The orchestra's disbanding was unpopular in the classical music community, and there was significant coverage in the media including a long front-page article in the Vancouver Sun, a prominent article in Vancouver's Georgia Straight and coverage in The New York Times. There were also protests outside CBC locations across Canada. Several Members of Parliament from different parties expressed their opposition to the orchestra's demise at a meeting of the House Standing Committee on Canadian Heritage on May 2, 2008; Bill Siksay (NDP - Burnaby—Douglas), Denis Coderre (Liberal Canadian Heritage Critic), Joyce Murray (Liberal - Point Grey) and Ed Fast (Conservative - Abbotsford).

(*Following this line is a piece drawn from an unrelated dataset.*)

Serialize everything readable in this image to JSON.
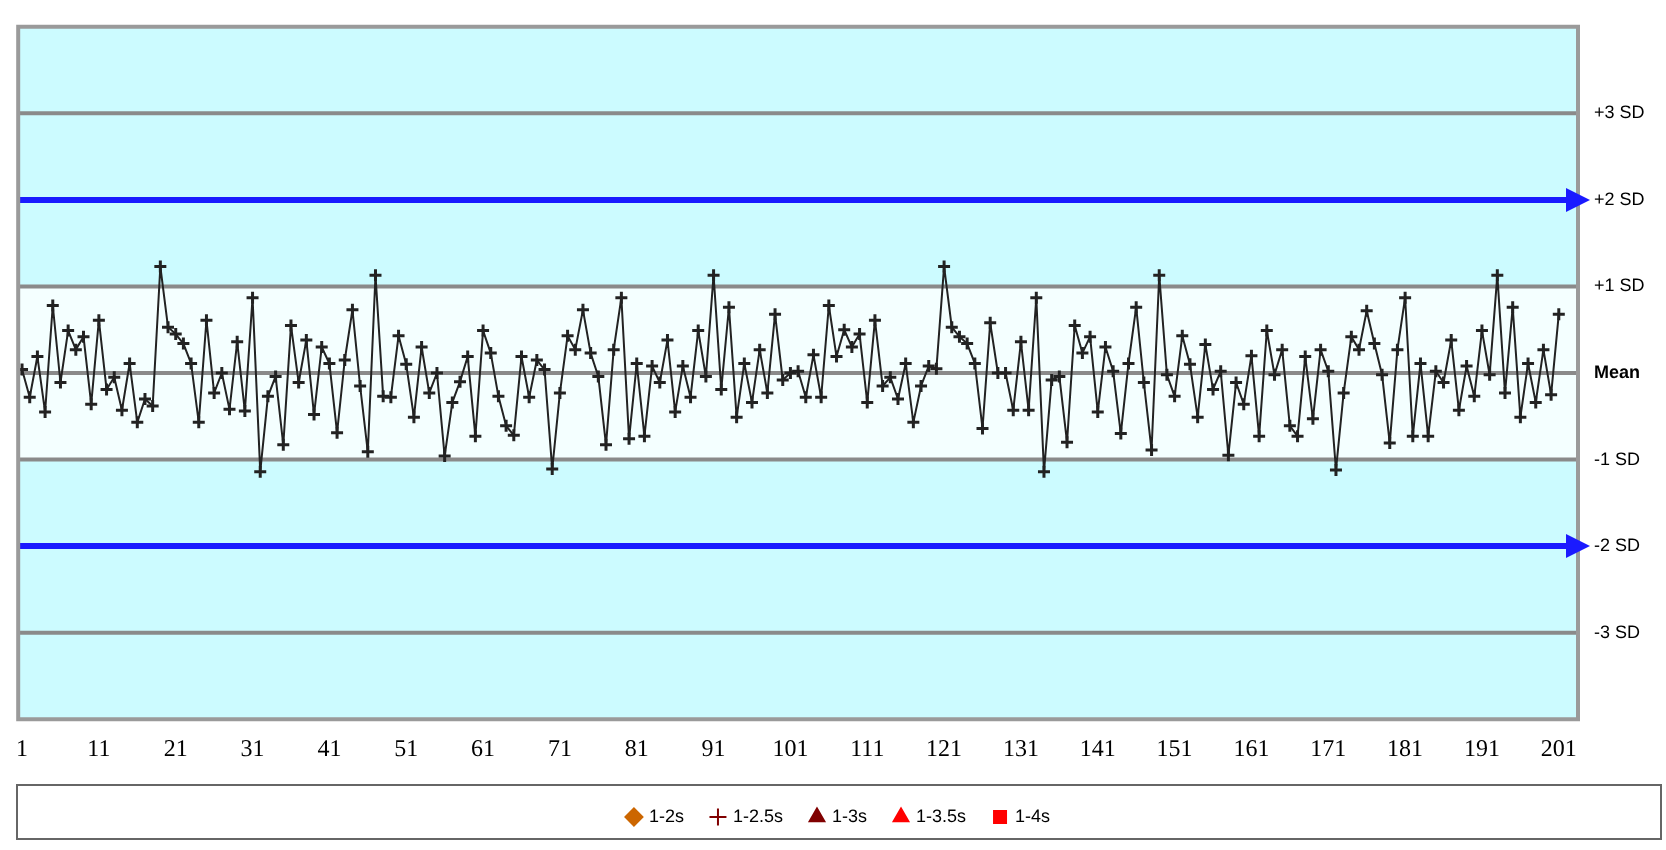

==National Broadcast Orchestra==

On November 1, 2008, CBCRO musical director Alain Trudel announced that the orchestra would attempt to continue independently of the CBC, as the National Broadcast Orchestra of Canada with plans to perform six to 10 concerts a year with a contingent of between 35 and 50 players. The NBO would have a projected budget of $1 million to be provided through fundraising though the ensemble hopes to eventually qualify for government grants. Trudel says the orchestra will continue to concentrate on North American music and new works by Canadian composers and intends to be a multimedia orchestra utilizing webcasting as well as undertaking radio and television projects. This attempt failed as nothing further was heard from the NBO and Trudel. In 2010 the orchestra, based in Vancouver, prepared for its first concert; the program included The Sparrow’s Ledger, a CBC-commissioned composition by Michael Oesterle.